Arts and the University: Institutional logics in the developing world and beyond


  • Christopher B. Balme




This paper discusses the emergence of arts education at universities and associated institutions of higher learning in the developing world after 1945. In the first part, the question of the university as an institution will be discussed from the point of view of neo-institutional theory and especially the processes of isomorphism that have been frequently described in this theoretical approach. The second section examines the emergence of arts education in the Global South between 1950 and 1970, i.e. at the height of the Cold War. The third section proposes a topology of arts education and the differential realisation of these models in different parts of the world. The final section shows how in one country in the Global South, New Zealand, concrete steps have been taken at universities to realise a decolonial epistemology through the creation of culturally specific spaces which adhere to the cultural exigencies of the host cultures.

Author Biography

Christopher B. Balme

Christopher Balme holds the chair in theatre studies at LMU Munich.
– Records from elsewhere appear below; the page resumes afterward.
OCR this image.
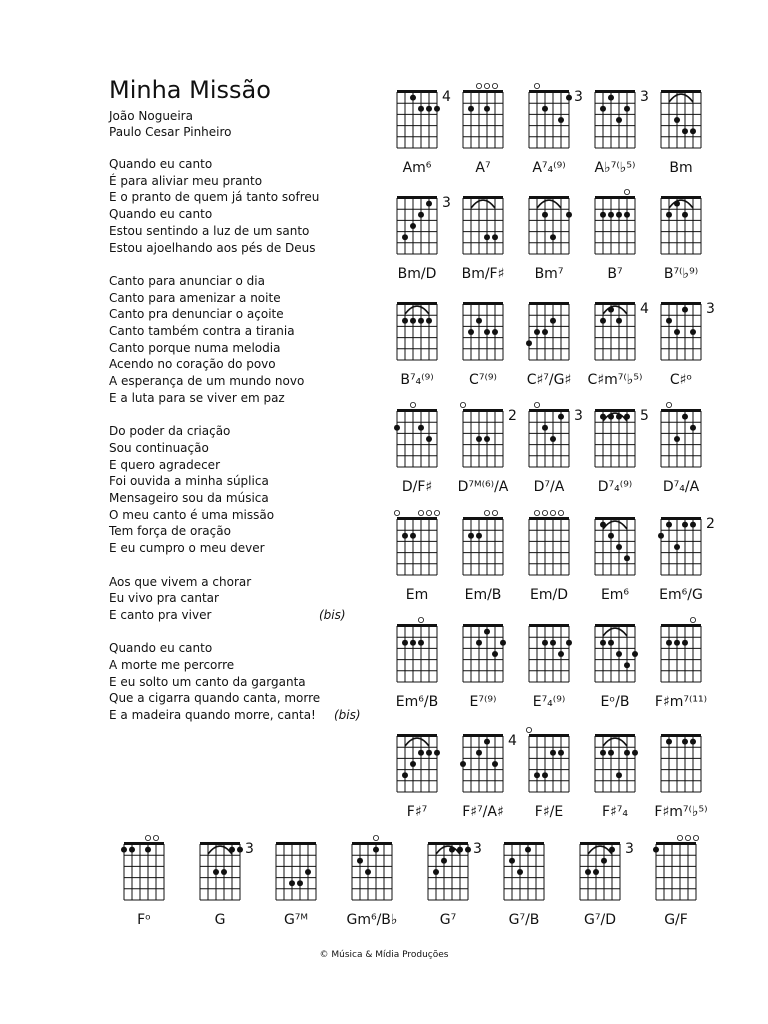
Minha Missão
João Nogueira
Paulo Cesar Pinheiro
Quando eu canto
É para aliviar meu pranto
E o pranto de quem já tanto sofreu
Quando eu canto
Estou sentindo a luz de um santo
Estou ajoelhando aos pés de Deus
Canto para anunciar o dia
Canto para amenizar a noite
Canto pra denunciar o açoite
Canto também contra a tirania
Canto porque numa melodia
Acendo no coração do povo
A esperança de um mundo novo
E a luta para se viver em paz
Do poder da criação
Sou continuação
E quero agradecer
Foi ouvida a minha súplica
Mensageiro sou da música
O meu canto é uma missão
Tem força de oração
E eu cumpro o meu dever
Aos que vivem a chorar
Eu vivo pra cantar
E canto pra viver	(bis)
Quando eu canto
A morte me percorre
E eu solto um canto da garganta
Que a cigarra quando canta, morre
E a madeira quando morre, canta! (bis)
4	3	3
3
4	3
2	3	5
2
4
3	3	3
Am⁶	A⁷	A⁷₄⁽⁹⁾ A♭⁷⁽♭⁵⁾ Bm
Bm/D Bm/F♯ Bm⁷	B⁷	B⁷⁽♭⁹⁾
B⁷₄⁽⁹⁾	C⁷⁽⁹⁾ C♯⁷/G♯ C♯m⁷⁽♭⁵⁾ C♯ᵒ
D/F♯ D⁷ᴹ⁽⁶⁾/A D⁷/A D⁷₄⁽⁹⁾ D⁷₄/A
Em	Em/B Em/D Em⁶ Em⁶/G
Em⁶/B E⁷⁽⁹⁾	E⁷₄⁽⁹⁾	Eᵒ/B F♯m⁷⁽¹¹⁾
F♯⁷	F♯⁷/A♯ F♯/E	F♯⁷₄ F♯m⁷⁽♭⁵⁾
Fᵒ	G	G⁷ᴹ	Gm⁶/B♭	G⁷	G⁷/B	G⁷/D	G/F
© Música & Mídia Produções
His publications include Pacific Performances: Theatricality and Cross-Cultural Encounter in the South Seas (Palgrave Macmillan, 2007); Cambridge Introduction to Theatre Studies (CUP, 2008); The theatrical public sphere (CUP, 2014); The Globalization of Theatre 1870-1930: The Theatrical Networks of Maurice E. Bandmann, (CUP, 2020). He is principal investigator of the ERC Advanced Grant “Developing Theatre: Building Expert Networks for Theatre in Emerging Countries after 1945”.